Verbinski has imbued The Ring with a distinctive and creepy beauty that so intoxicates the viewer that he is able to immerse himself completely in the movie's world. The viewer is, consequently, made to forget the frankly silly scenario from which the whole of the narrative is developed and, instead, is enveloped in an eery, otherworldly land where nightmares have been made tangible. In fact, thanks to the aesthetic sensitivity with which The Ring has been realized, the movie is alive with countless beautiful visions, which arouse a far greater sense of terror than could have been achieved with other, more ordinary images. The film's tableaux are made as enticingly horrific as they are by their very loveliness. The movie even includes what could be the single most disturbing sequence of images I have encountered in any film. While I will not reveal what those images are, I will say that they are made particularly sinister by their restrained, even beautiful simplicity.

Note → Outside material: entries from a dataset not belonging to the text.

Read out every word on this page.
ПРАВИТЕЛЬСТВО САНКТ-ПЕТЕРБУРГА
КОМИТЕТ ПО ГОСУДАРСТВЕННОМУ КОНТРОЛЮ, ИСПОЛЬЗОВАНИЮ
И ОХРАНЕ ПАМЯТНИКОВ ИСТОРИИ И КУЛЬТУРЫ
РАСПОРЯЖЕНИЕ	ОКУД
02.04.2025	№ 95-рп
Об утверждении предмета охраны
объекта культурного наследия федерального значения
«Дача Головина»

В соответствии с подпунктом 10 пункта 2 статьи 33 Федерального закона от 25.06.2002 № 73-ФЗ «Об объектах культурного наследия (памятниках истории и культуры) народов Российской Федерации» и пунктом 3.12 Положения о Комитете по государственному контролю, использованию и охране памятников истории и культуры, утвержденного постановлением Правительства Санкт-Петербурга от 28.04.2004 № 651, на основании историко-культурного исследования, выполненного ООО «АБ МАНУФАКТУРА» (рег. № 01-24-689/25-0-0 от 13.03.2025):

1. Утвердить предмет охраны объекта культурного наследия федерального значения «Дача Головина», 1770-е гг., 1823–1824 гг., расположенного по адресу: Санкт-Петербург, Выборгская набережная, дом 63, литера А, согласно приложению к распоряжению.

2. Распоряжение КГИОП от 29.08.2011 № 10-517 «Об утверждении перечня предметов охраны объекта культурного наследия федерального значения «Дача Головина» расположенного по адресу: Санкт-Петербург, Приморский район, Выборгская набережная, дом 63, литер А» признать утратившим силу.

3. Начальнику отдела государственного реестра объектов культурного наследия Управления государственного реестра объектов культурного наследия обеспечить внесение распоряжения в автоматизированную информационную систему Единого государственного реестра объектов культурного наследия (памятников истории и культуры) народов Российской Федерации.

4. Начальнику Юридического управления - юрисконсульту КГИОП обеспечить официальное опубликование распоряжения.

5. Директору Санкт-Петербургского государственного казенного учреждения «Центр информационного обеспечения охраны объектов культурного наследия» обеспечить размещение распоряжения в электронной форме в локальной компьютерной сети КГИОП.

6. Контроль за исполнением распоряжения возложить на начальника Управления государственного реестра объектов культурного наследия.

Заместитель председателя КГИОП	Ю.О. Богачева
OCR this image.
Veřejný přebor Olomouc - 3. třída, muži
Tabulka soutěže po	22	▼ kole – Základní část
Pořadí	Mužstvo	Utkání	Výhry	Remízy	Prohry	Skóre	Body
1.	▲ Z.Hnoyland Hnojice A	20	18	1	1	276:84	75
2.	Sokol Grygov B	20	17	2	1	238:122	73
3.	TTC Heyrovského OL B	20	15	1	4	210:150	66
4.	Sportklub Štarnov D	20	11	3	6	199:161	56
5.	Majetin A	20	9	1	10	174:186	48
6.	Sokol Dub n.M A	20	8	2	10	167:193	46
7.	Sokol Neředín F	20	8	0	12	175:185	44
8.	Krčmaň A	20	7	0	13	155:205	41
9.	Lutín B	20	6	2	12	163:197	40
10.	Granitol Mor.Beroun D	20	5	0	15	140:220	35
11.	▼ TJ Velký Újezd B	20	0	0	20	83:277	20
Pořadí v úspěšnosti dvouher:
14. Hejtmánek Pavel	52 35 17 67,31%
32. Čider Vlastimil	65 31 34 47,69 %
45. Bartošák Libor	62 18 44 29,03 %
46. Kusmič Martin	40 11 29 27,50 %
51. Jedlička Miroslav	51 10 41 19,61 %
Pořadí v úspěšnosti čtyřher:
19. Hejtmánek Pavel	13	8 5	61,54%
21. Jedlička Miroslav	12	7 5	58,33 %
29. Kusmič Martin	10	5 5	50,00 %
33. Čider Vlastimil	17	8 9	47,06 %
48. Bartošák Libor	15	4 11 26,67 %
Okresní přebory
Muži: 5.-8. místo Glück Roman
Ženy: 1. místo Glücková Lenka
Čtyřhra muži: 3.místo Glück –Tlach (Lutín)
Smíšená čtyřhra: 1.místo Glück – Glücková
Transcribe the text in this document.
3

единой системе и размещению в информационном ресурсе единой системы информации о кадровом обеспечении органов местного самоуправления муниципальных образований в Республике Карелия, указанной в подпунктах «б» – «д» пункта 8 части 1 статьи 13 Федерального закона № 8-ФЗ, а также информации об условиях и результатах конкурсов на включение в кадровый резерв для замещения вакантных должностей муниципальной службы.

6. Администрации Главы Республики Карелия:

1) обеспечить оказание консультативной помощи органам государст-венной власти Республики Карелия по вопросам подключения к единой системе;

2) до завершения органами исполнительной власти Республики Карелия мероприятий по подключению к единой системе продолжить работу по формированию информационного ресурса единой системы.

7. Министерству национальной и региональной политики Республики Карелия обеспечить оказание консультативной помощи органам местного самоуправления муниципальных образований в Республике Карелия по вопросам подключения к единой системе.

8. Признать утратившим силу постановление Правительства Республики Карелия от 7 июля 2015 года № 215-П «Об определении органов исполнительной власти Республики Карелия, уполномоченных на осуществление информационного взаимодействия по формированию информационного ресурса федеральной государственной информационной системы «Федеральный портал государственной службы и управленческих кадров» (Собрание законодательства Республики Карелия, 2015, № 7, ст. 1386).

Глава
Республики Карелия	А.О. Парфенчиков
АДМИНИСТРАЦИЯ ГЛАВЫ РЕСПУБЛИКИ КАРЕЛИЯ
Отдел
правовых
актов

The Ring's effectiveness as a horror film is further enhanced by the director's skill at telling his story. Most movies in which supernatural themes are included either explain too much or too little. If they do not give some explanation of the events they depict, the viewer is often left unsatisfied, but if they provide too many details, the explanation almost invariably comes across as silly and puerile. The Japanese original of The Ring, Ringu, I am afraid, falls victim to the second of these tendencies. The mysteries of the movie are explained at such great length that, instead of evoking an awareness of something unknown and deadly, the movie's events are made not only rather ordinary but, frankly, foolish. Amazingly, Verbinski has included just the right amount of explanation in The Ring. He provides us with sufficient details about the creation of the mysterious videotape so that we know why people are dying from watching it, but he leaves the strange powers behind those details unrevealed. The director illumines just enough of the dark form threatening us to arouse our fear, but not so much that this form is made into something of the ordinary world.

The Ring is not a masterpiece, by any means, but it is one of the most sensitively made and effective horror films I have ever encountered. It is genuinely frightening.